The impact of technology resistance on information exchange

To achieve quality and cost objectives, patient care must be well-coordinated in order to accelerate the delivery of care and reduce wasteful duplicate testing.


Thanks to the Affordable Care Act and new care delivery models, provider compensation is increasingly being tied to quality outcomes and cost-effective care. To achieve quality and cost objectives, patient care must be well-coordinated in order to accelerate the delivery of care, reduce wasteful duplicate testing, and minimize the risks and costs associated with missed or delayed diagnosis, medication errors and hospital readmissions.

To effectively and efficiently coordinate care, providers need access to a patient’s complete health record, including details on medications, previous test results and medical history. Initiatives such as the Meaningful Use program and the Direct Project initiative seek to promote the fast and secure exchange of clinical patient information.

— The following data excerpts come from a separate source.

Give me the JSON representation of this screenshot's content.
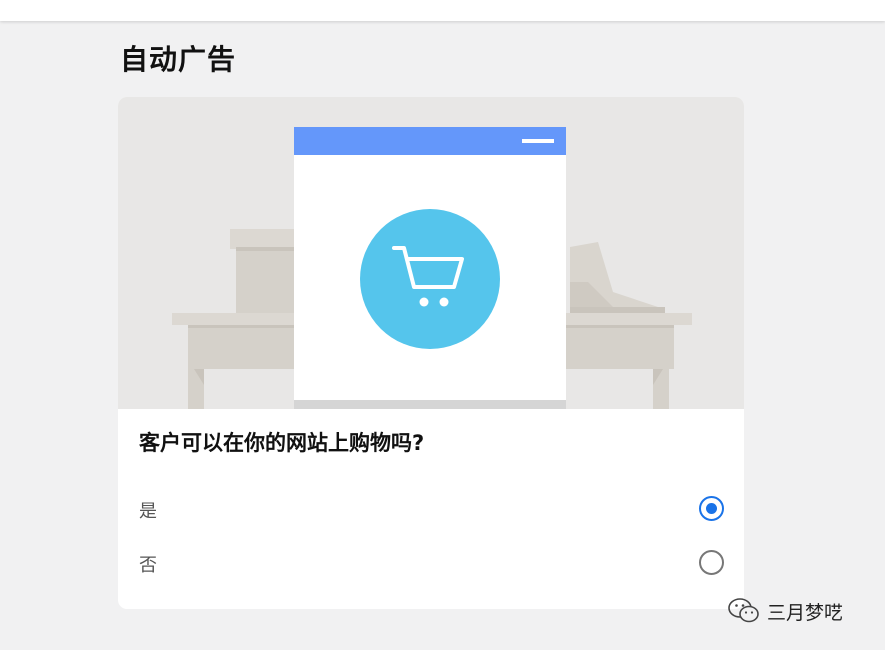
{
  "page": {
    "title": "自动广告"
  },
  "card": {
    "question": "客户可以在你的网站上购物吗?",
    "options": [
      {
        "label": "是",
        "selected": true
      },
      {
        "label": "否",
        "selected": false
      }
    ]
  },
  "illustration": {
    "icon": "shopping-cart-icon"
  },
  "watermark": {
    "text": "三月梦呓",
    "icon": "wechat-icon"
  },
  "colors": {
    "accent": "#1a73e8",
    "window_header": "#6497fa",
    "cart_circle": "#55c5ec",
    "background": "#f1f1f2"
  }
}
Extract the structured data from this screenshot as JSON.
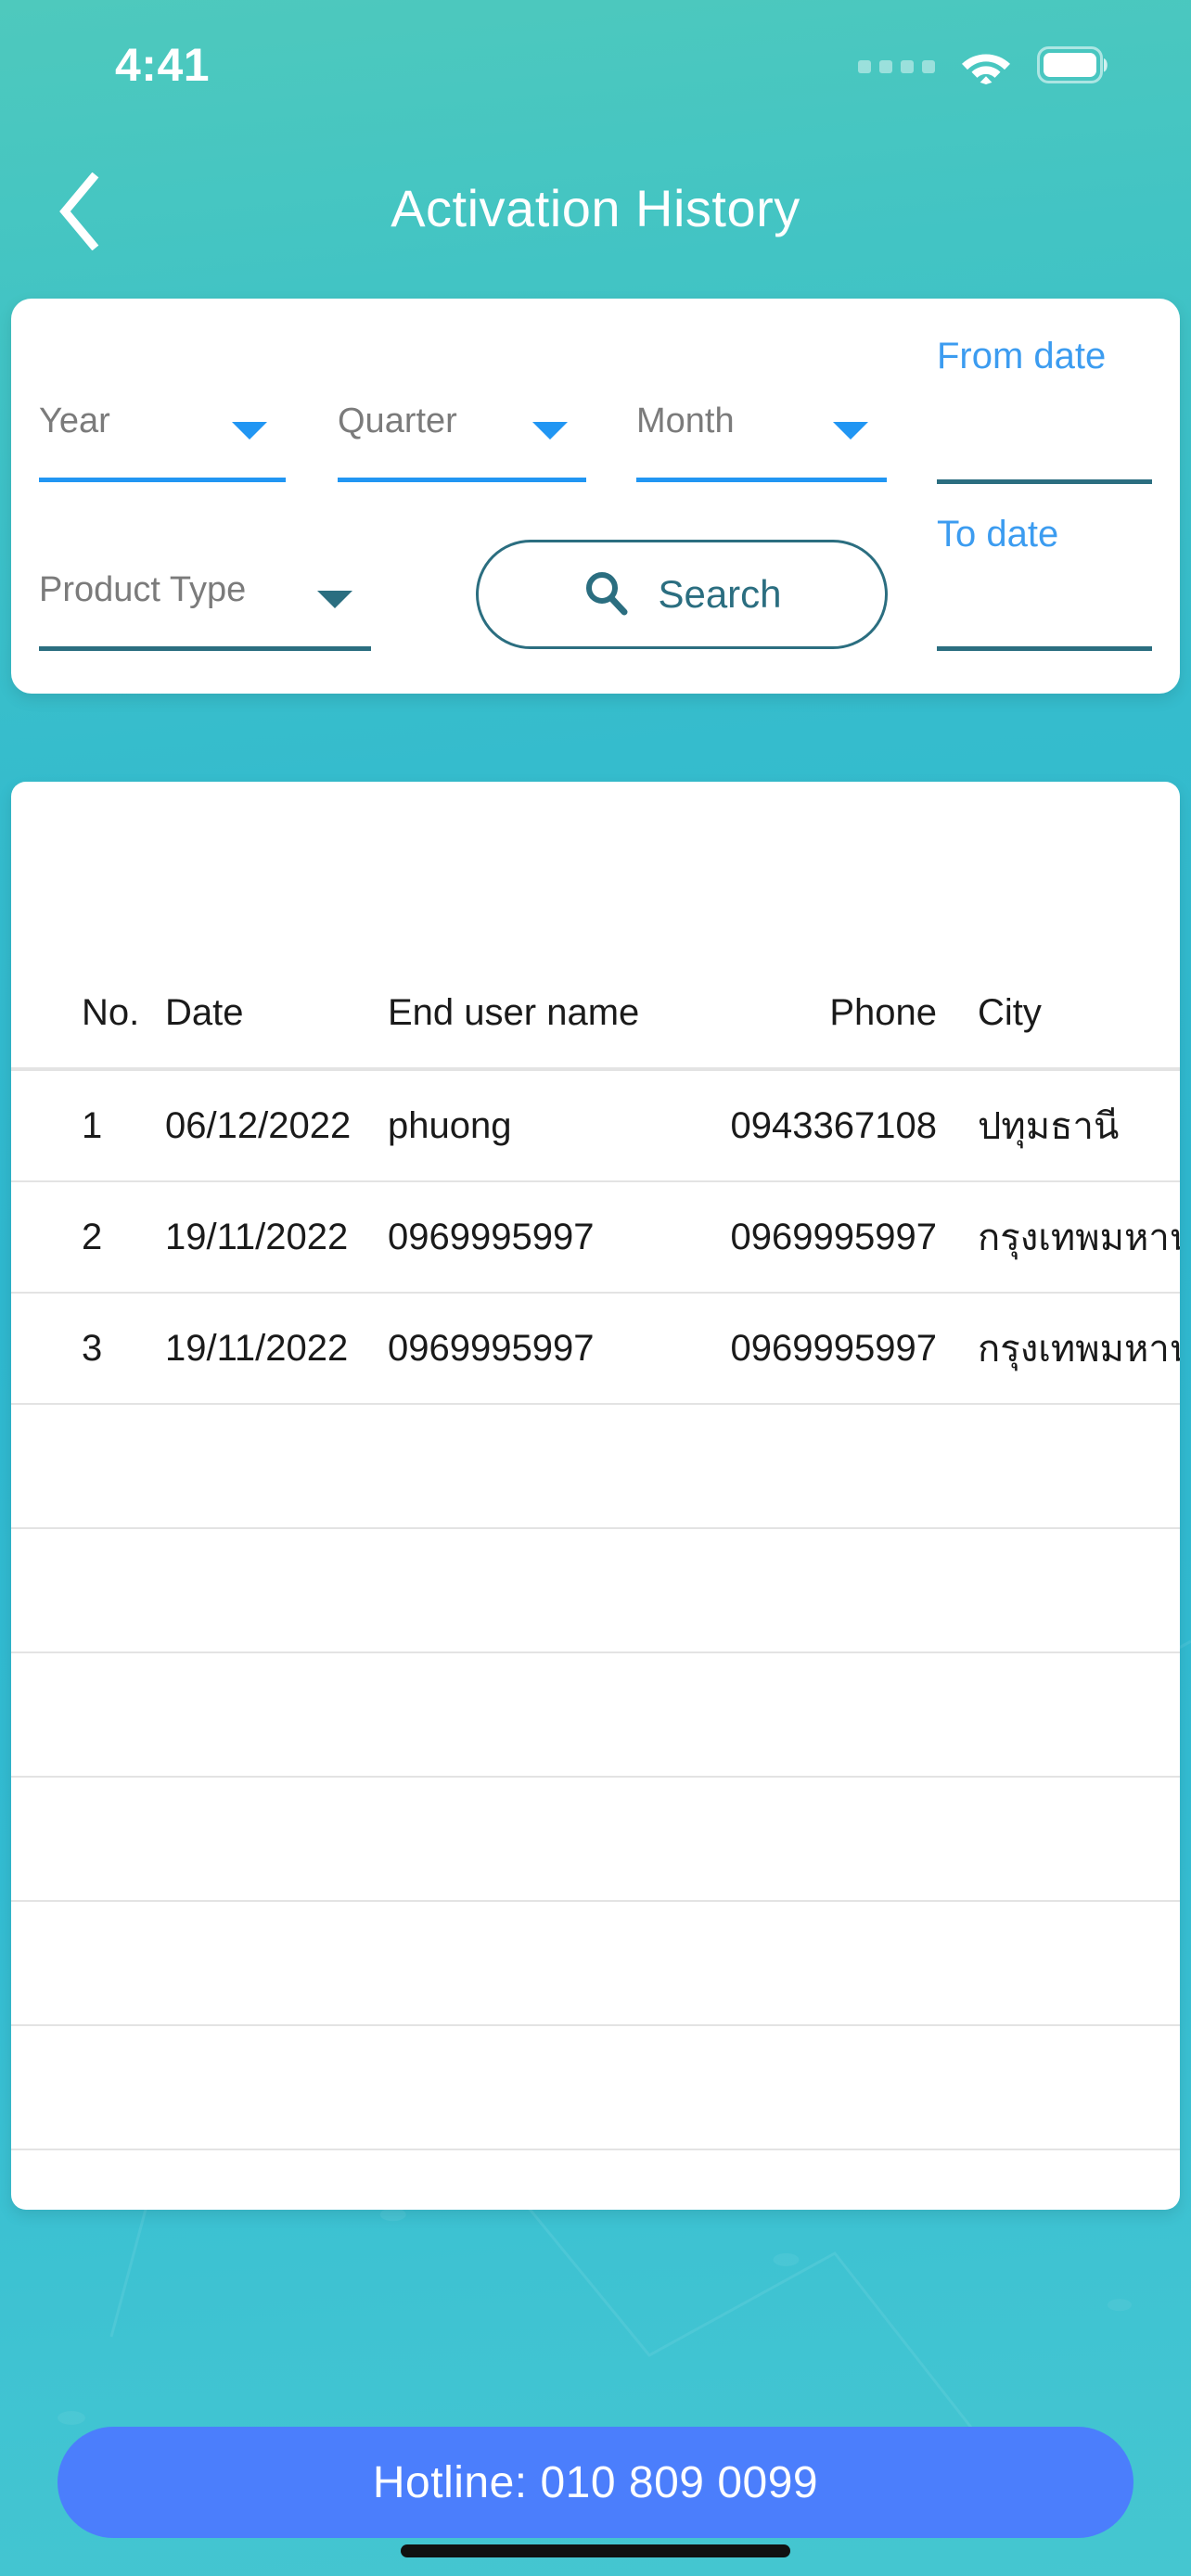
{
  "status_bar": {
    "time": "4:41",
    "signal_icon": "signal-dots-icon",
    "wifi_icon": "wifi-icon",
    "battery_icon": "battery-full-icon"
  },
  "header": {
    "back_icon": "chevron-left-icon",
    "title": "Activation History"
  },
  "filters": {
    "year": {
      "label": "Year",
      "arrow_icon": "chevron-down-icon"
    },
    "quarter": {
      "label": "Quarter",
      "arrow_icon": "chevron-down-icon"
    },
    "month": {
      "label": "Month",
      "arrow_icon": "chevron-down-icon"
    },
    "product_type": {
      "label": "Product Type",
      "arrow_icon": "chevron-down-icon"
    },
    "from_date": {
      "label": "From date",
      "value": ""
    },
    "to_date": {
      "label": "To date",
      "value": ""
    },
    "search": {
      "label": "Search",
      "icon": "search-icon"
    }
  },
  "table": {
    "columns": [
      "No.",
      "Date",
      "End user name",
      "Phone",
      "City"
    ],
    "rows": [
      {
        "no": "1",
        "date": "06/12/2022",
        "user": "phuong",
        "phone": "0943367108",
        "city": "ปทุมธานี"
      },
      {
        "no": "2",
        "date": "19/11/2022",
        "user": "0969995997",
        "phone": "0969995997",
        "city": "กรุงเทพมหานคร"
      },
      {
        "no": "3",
        "date": "19/11/2022",
        "user": "0969995997",
        "phone": "0969995997",
        "city": "กรุงเทพมหานคร"
      }
    ],
    "empty_row_count": 8
  },
  "footer": {
    "hotline_label": "Hotline: 010 809 0099"
  },
  "colors": {
    "bg_top": "#4ec9bd",
    "bg_bottom": "#45c6d0",
    "accent_blue": "#2196f3",
    "accent_teal": "#2b6e80",
    "hotline_blue": "#4b7efc",
    "card_white": "#ffffff"
  }
}
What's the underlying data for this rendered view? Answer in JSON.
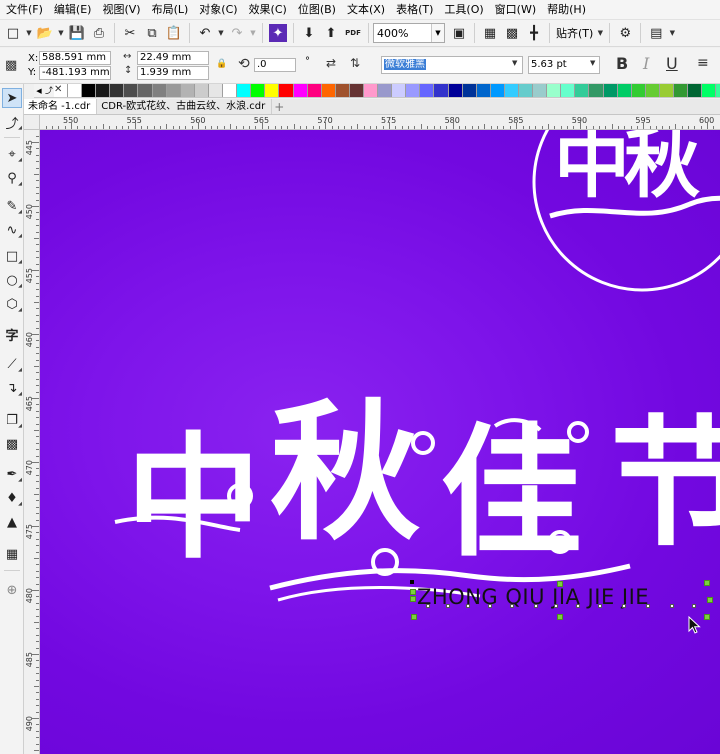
{
  "menu": [
    "文件(F)",
    "编辑(E)",
    "视图(V)",
    "布局(L)",
    "对象(C)",
    "效果(C)",
    "位图(B)",
    "文本(X)",
    "表格(T)",
    "工具(O)",
    "窗口(W)",
    "帮助(H)"
  ],
  "toolbar": {
    "zoom_value": "400%",
    "snap_label": "贴齐(T)",
    "pdf_label": "PDF"
  },
  "propbar": {
    "x_label": "X:",
    "x_value": "588.591 mm",
    "y_label": "Y:",
    "y_value": "-481.193 mm",
    "width_value": "22.49 mm",
    "height_value": "1.939 mm",
    "rotation_value": ".0",
    "degree_symbol": "°",
    "font_name": "微软雅黑",
    "font_size": "5.63 pt",
    "bold_label": "B",
    "italic_label": "I",
    "underline_label": "U"
  },
  "palette_colors": [
    "#ffffff",
    "#000000",
    "#1a1a1a",
    "#333333",
    "#4d4d4d",
    "#666666",
    "#808080",
    "#999999",
    "#b3b3b3",
    "#cccccc",
    "#e6e6e6",
    "#ffffff",
    "#00ffff",
    "#00ff00",
    "#ffff00",
    "#ff0000",
    "#ff00ff",
    "#ff0080",
    "#ff6600",
    "#a0522d",
    "#663333",
    "#ff99cc",
    "#9999cc",
    "#ccccff",
    "#9999ff",
    "#6666ff",
    "#3333cc",
    "#000099",
    "#003399",
    "#0066cc",
    "#0099ff",
    "#33ccff",
    "#66cccc",
    "#99cccc",
    "#99ffcc",
    "#66ffcc",
    "#33cc99",
    "#339966",
    "#009966",
    "#00cc66",
    "#33cc33",
    "#66cc33",
    "#99cc33",
    "#339933",
    "#006633",
    "#00ff66",
    "#33ff99",
    "#00cc99"
  ],
  "tabs": [
    {
      "label": "未命名 -1.cdr",
      "active": true
    },
    {
      "label": "CDR-欧式花纹、古曲云纹、水浪.cdr",
      "active": false
    }
  ],
  "ruler": {
    "h_labels": [
      "550",
      "555",
      "560",
      "565",
      "570",
      "575",
      "580",
      "585",
      "590",
      "595",
      "600"
    ],
    "v_labels": [
      "445",
      "450",
      "455",
      "460",
      "465",
      "470",
      "475",
      "480",
      "485",
      "490"
    ]
  },
  "canvas": {
    "title_chars": [
      "中",
      "秋",
      "佳",
      "节"
    ],
    "top_chars": "中秋",
    "pinyin_text": "ZHONG QIU JIA JIE JIE",
    "background_color": "#7a10e6",
    "text_color": "#ffffff"
  }
}
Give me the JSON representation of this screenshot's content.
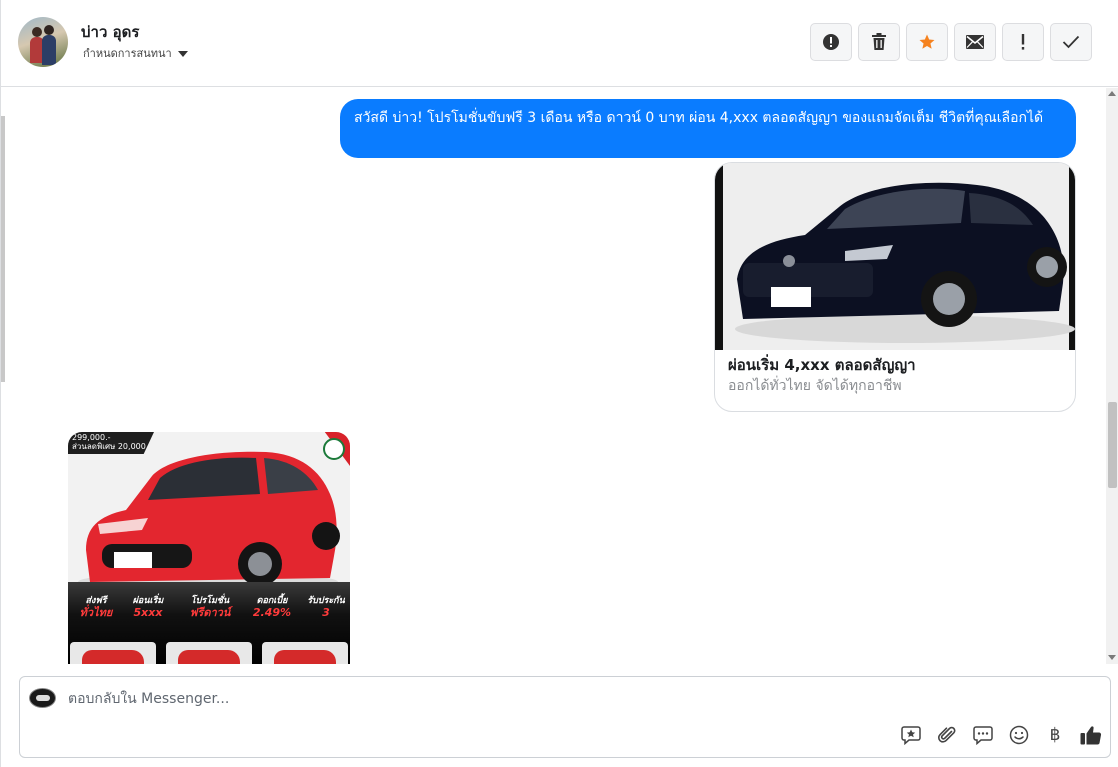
{
  "header": {
    "contact_name": "บ่าว อุดร",
    "status_label": "กำหนดการสนทนา",
    "actions": [
      {
        "name": "spam-button",
        "icon": "alert-circle-icon"
      },
      {
        "name": "delete-button",
        "icon": "trash-icon"
      },
      {
        "name": "star-button",
        "icon": "star-icon",
        "color": "#f5821f"
      },
      {
        "name": "mark-unread-button",
        "icon": "envelope-icon"
      },
      {
        "name": "important-button",
        "icon": "exclamation-icon"
      },
      {
        "name": "done-button",
        "icon": "check-icon"
      }
    ]
  },
  "messages": {
    "outgoing_text": "สวัสดี บ่าว! โปรโมชั่นขับฟรี 3 เดือน หรือ ดาวน์ 0 บาท ผ่อน 4,xxx ตลอดสัญญา ของแถมจัดเต็ม ชีวิตที่คุณเลือกได้",
    "card": {
      "title": "ผ่อนเริ่ม 4,xxx ตลอดสัญญา",
      "subtitle": "ออกได้ทั่วไทย จัดได้ทุกอาชีพ"
    },
    "promo": {
      "price_line1": "299,000.-",
      "price_line2": "ส่วนลดพิเศษ 20,000.-",
      "features": [
        {
          "label": "ส่งฟรี",
          "value": "ทั่วไทย"
        },
        {
          "label": "ผ่อนเริ่ม",
          "value": "5xxx"
        },
        {
          "label": "โปรโมชั่น",
          "value": "ฟรีดาวน์"
        },
        {
          "label": "ดอกเบี้ย",
          "value": "2.49%"
        },
        {
          "label": "รับประกัน",
          "value": "3"
        }
      ]
    }
  },
  "composer": {
    "placeholder": "ตอบกลับใน Messenger...",
    "tools": [
      "saved-reply-icon",
      "paperclip-icon",
      "chat-bubble-icon",
      "smiley-icon",
      "baht-icon",
      "thumbs-up-icon"
    ],
    "baht_symbol": "฿"
  },
  "colors": {
    "accent": "#0a7cff",
    "star": "#f5821f"
  }
}
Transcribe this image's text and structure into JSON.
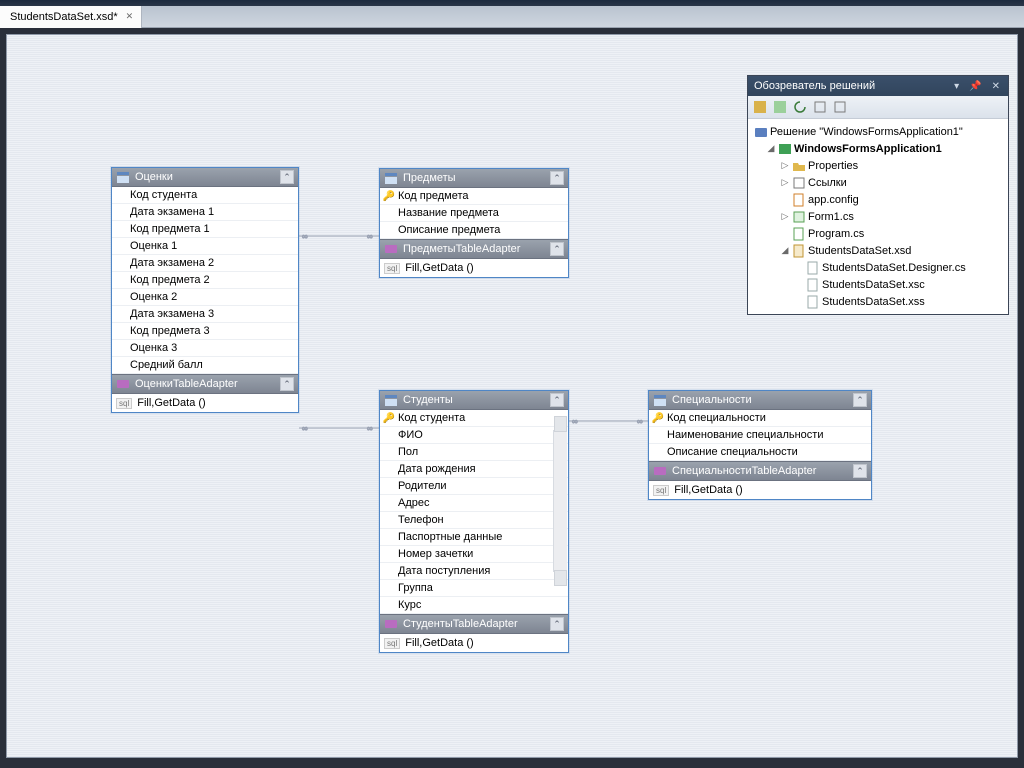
{
  "tab": {
    "name": "StudentsDataSet.xsd*"
  },
  "tables": {
    "grades": {
      "title": "Оценки",
      "columns": [
        "Код студента",
        "Дата экзамена 1",
        "Код предмета 1",
        "Оценка 1",
        "Дата экзамена 2",
        "Код предмета 2",
        "Оценка 2",
        "Дата экзамена 3",
        "Код предмета 3",
        "Оценка 3",
        "Средний балл"
      ],
      "adapter": "ОценкиTableAdapter",
      "method": "Fill,GetData ()"
    },
    "subjects": {
      "title": "Предметы",
      "columns": [
        "Код предмета",
        "Название предмета",
        "Описание предмета"
      ],
      "keys": [
        0
      ],
      "adapter": "ПредметыTableAdapter",
      "method": "Fill,GetData ()"
    },
    "students": {
      "title": "Студенты",
      "columns": [
        "Код студента",
        "ФИО",
        "Пол",
        "Дата рождения",
        "Родители",
        "Адрес",
        "Телефон",
        "Паспортные данные",
        "Номер зачетки",
        "Дата поступления",
        "Группа",
        "Курс"
      ],
      "keys": [
        0
      ],
      "adapter": "СтудентыTableAdapter",
      "method": "Fill,GetData ()"
    },
    "specialities": {
      "title": "Специальности",
      "columns": [
        "Код специальности",
        "Наименование специальности",
        "Описание специальности"
      ],
      "keys": [
        0
      ],
      "adapter": "СпециальностиTableAdapter",
      "method": "Fill,GetData ()"
    }
  },
  "solution": {
    "title": "Обозреватель решений",
    "root": "Решение \"WindowsFormsApplication1\"",
    "project": "WindowsFormsApplication1",
    "items": {
      "properties": "Properties",
      "references": "Ссылки",
      "appconfig": "app.config",
      "form1": "Form1.cs",
      "program": "Program.cs",
      "dataset": "StudentsDataSet.xsd",
      "designer": "StudentsDataSet.Designer.cs",
      "xsc": "StudentsDataSet.xsc",
      "xss": "StudentsDataSet.xss"
    }
  }
}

Despite cost and workflow concerns, most healthcare organizations recognize the potential benefits of newer technologies.However, many organizations have yet to adopt new technologies to facilitate the electronic exchange of health data. In many cases, perceived high implementation costs are to blame. More commonly, the biggest barrier is provider unwillingness to disrupt existing workflows in favor of new processes.

Provider resistance to change

Healthcare has tended to lag behind other industries in adopting new technologies. In hospitals, clinicians have been slow to replace pagers with more advanced communication tools that leverage smartphones and Wi-Fi. Some physicians have been reluctant to give up dictation – or even handwriting – for documenting patient encounters.

Faxing is another “older” technology that continues to thrive in healthcare. A 2015 IDC Analyst Group survey found that faxing remained a predominant communication method for more than 80 percent of providers for patient information exchange. Despite the availability of newer, more efficient solutions to share patient health information, the popularity of faxing persists.

Upgrading technology can be expensive. However, arguably the primary reason providers continue to fax, dictate and carry beepers is because they are reticent to take on potentially disruptive changes to longstanding workflows.

Bridging technology gaps

Despite cost and workflow concerns, most healthcare organizations recognize the potential benefits of newer technologies. To advance their overall technology objectives, administrators oftentimes develop workarounds to overcome various roadblocks. Consider, for example, a practice that is implementing an EMR, but has a physician unwilling or unable to document at the point of care. To achieve the practice’s overarching goal for paperless charts, the practice might utilize a scribe to document in the EMR on the physician’s behalf.

Similarly, many organizations want to replace faxing with newer, more efficient methods of document sharing. They are unable to totally eliminate faxing, however, because some healthcare stakeholders are unable to securely send or receive patient information by any other method.

To make document sharing more efficient, a more progressive provider might replace older-style fax machines with electronic faxing technologies that offer EMR integration and paperless workflows, as well as OCR and barcoding technologies to automatically route documents to the proper destination. Although electronic faxing solutions may be considered less efficient than other advanced electronic data sharing methods, they do satisfy a provider’s need to securely exchange documents with other caregivers.

Direct messaging to connect caregivers

Direct messaging is an increasingly popular alternative for the secure exchange of clinical patient information. Direct is fast and efficient, and provides strong security and protection of patient health information. It can improve care coordination – and the delivery of quality and cost-effective care – by enabling efficient and secure communication.

Faxing is another “older” technology that continues to thrive in healthcare.Yet the success of Direct depends on widespread adoption within a community. Healthcare organizations that adopt Direct can only send Direct messages to providers that have also implemented Direct. Otherwise, they must resort to fax.

Of course, managing two separate messaging methods is inefficient and time consuming, and may lead some providers to abandon the use of Direct because of productivity concerns. Widespread adoption will struggle without solutions that bridge the current technology gap and enable providers to use a single workflow to transmit documents.

For example, most EMRs have incorporated basic faxing capabilities into workflows, enabling a provider to quickly fax a chart note, test result or other document to another organization. To advance the use of Direct, providers need technologies that work in the background to route documents via Direct if possible, or, by fax if receiving providers have no known Direct address. Such solutions preserve existing provider workflows without requiring alternate methods for Direct messaging. As with other outdated processes that remain popular in healthcare, providers gain a workaround that leverages secure and efficient messaging in support of their organizations’ overall care coordination goals while moving in the desired direction.

New care delivery models require well-coordinated care between providers. To achieve clinical and financial objectives, providers must embrace more efficient technologies – or seek alternate solutions that bridge existing technology gaps.